アタシは、また驚愕するままマイキーへ目を向ける。
「いいの⁉︎」
「うん」
「でも、ユウさんは…」
「オレが良いって言ったら、和月は納得するからいーんだよ」
「!」
──ふっざけんな‼︎
「マイキー‼︎」
アタシは、ガシッとマイキーの胸ぐらを掴んで目一杯揺さぶった。
「うわっ、何すんだ!」
「こっちのセリフ‼︎アンタ何勝手な事言ってンの⁉︎」
「あ?別にいーだろ」
「良くない‼︎」
マイキーがタケミっちの頼み事に頷いたのは、アタシに対する侮辱だ。
「稀咲の事はもう散々話し合ったでしょ⁉︎圭介怒らせてまで、稀咲を東卍の隊長にしたのは、芭流覇羅に勝つ為‼︎」
(ユウさんが稀咲を引き入れたって……芭流覇羅との抗争が原因だったのか)
「芭流覇羅に勝って!半間を潰して!カズ──」
「和月‼︎」
マイキーに呼ばれて、アタシはハッと口を閉じる。
「?」
タケミっちには、一虎の事は芭流覇羅の幹部としか伝えてない……今ここで話すのは憚られた。

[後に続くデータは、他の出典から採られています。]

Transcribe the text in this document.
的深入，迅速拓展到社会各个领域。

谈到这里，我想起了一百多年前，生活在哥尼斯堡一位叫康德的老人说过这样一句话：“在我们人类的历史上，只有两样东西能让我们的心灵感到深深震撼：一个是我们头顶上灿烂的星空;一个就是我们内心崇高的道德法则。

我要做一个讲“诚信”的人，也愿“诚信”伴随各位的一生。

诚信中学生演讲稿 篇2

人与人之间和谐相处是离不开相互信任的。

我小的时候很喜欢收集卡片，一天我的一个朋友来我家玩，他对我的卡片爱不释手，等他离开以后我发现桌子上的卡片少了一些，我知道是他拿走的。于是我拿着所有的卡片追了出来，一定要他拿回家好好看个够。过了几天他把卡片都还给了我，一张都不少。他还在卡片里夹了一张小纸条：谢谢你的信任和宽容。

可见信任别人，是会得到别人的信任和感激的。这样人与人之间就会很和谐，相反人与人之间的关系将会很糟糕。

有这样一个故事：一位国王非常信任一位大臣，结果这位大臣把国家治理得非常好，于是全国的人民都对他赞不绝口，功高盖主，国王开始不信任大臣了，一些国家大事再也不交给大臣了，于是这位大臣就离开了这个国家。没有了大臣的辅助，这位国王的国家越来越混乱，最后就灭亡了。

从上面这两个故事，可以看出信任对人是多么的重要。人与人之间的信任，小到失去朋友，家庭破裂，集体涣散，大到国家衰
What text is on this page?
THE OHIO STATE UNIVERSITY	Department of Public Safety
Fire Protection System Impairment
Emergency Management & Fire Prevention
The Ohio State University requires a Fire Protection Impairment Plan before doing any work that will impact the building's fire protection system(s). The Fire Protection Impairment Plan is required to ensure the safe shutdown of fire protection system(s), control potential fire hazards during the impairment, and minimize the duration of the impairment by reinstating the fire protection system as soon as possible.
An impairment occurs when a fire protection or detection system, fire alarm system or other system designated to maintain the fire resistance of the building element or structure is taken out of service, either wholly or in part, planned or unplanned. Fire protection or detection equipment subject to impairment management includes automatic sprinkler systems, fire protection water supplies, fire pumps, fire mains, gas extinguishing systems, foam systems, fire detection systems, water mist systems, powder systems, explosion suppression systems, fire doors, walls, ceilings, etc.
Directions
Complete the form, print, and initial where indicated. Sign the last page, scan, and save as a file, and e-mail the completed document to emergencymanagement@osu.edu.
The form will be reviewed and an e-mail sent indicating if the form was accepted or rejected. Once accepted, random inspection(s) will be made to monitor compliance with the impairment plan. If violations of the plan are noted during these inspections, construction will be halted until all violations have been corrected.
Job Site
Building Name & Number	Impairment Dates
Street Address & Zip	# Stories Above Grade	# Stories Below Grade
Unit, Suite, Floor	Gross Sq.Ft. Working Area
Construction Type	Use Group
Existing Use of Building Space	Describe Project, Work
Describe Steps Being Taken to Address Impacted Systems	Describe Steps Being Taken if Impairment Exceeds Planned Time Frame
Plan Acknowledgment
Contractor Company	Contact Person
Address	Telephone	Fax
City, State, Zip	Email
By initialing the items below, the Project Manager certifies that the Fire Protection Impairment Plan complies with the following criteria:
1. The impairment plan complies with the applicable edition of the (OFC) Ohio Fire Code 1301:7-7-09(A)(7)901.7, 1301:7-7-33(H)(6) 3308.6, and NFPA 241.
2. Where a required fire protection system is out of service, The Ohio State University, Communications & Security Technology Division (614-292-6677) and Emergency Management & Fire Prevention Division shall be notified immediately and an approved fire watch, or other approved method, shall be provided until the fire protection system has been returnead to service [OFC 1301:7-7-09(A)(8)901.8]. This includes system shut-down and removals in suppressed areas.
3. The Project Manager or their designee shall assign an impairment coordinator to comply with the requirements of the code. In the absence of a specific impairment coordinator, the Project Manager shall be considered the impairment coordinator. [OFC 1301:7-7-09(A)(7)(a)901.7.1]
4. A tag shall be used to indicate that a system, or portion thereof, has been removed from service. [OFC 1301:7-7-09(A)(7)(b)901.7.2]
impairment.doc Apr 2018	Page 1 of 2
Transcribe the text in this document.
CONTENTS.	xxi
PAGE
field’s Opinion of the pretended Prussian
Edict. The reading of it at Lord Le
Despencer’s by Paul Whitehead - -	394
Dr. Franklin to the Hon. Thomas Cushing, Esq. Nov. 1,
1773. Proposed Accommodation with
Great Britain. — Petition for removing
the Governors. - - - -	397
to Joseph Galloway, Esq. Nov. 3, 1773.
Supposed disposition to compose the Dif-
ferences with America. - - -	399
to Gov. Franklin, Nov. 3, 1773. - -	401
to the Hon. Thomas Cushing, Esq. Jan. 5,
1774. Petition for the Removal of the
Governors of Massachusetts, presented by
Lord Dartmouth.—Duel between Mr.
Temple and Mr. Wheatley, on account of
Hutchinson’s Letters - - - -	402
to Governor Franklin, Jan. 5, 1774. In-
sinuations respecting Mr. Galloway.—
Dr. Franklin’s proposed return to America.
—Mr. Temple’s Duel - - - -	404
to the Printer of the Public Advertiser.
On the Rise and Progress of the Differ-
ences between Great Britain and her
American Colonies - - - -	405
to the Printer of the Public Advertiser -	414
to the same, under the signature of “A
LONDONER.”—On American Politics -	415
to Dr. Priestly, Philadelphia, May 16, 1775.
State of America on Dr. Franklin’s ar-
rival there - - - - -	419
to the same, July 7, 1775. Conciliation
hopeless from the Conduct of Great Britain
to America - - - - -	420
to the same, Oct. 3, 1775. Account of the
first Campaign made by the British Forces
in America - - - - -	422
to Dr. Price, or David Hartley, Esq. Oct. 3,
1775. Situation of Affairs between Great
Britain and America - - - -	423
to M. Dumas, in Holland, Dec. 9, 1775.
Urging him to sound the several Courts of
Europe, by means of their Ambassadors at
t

「……とにかく!アタシがやって来た事を、アンタが否定するようなマネしないで!」
後ろから、「ユウさん…」と呟くタケミっちの声が聞こえた。
「………」
別にアタシは、稀咲を庇いたくて言ってるんじゃない。
稀咲を信用ならないと思う気持ちもあるし、疑心だってある。
それでも……
「不良にだって、通すべきスジがあるんだよ。マイキーが稀咲と握手した時点で、稀咲は東卍の仲間!理由もなく除名なんて、仲間に対する裏切り!」
アタシはマイキーから手を離して、ジッと黒い瞳を見つめた。
「アンタは、そんな事するような男じゃないでしょ」
「………」
マイキーがアタシに答えるより先に、後ろのタケミっちが口を挟む。
「稀咲が何かしてからじゃ遅いんです!」
アタシはタケミっちを振り返って、今度はタケミっちの目を見つめた。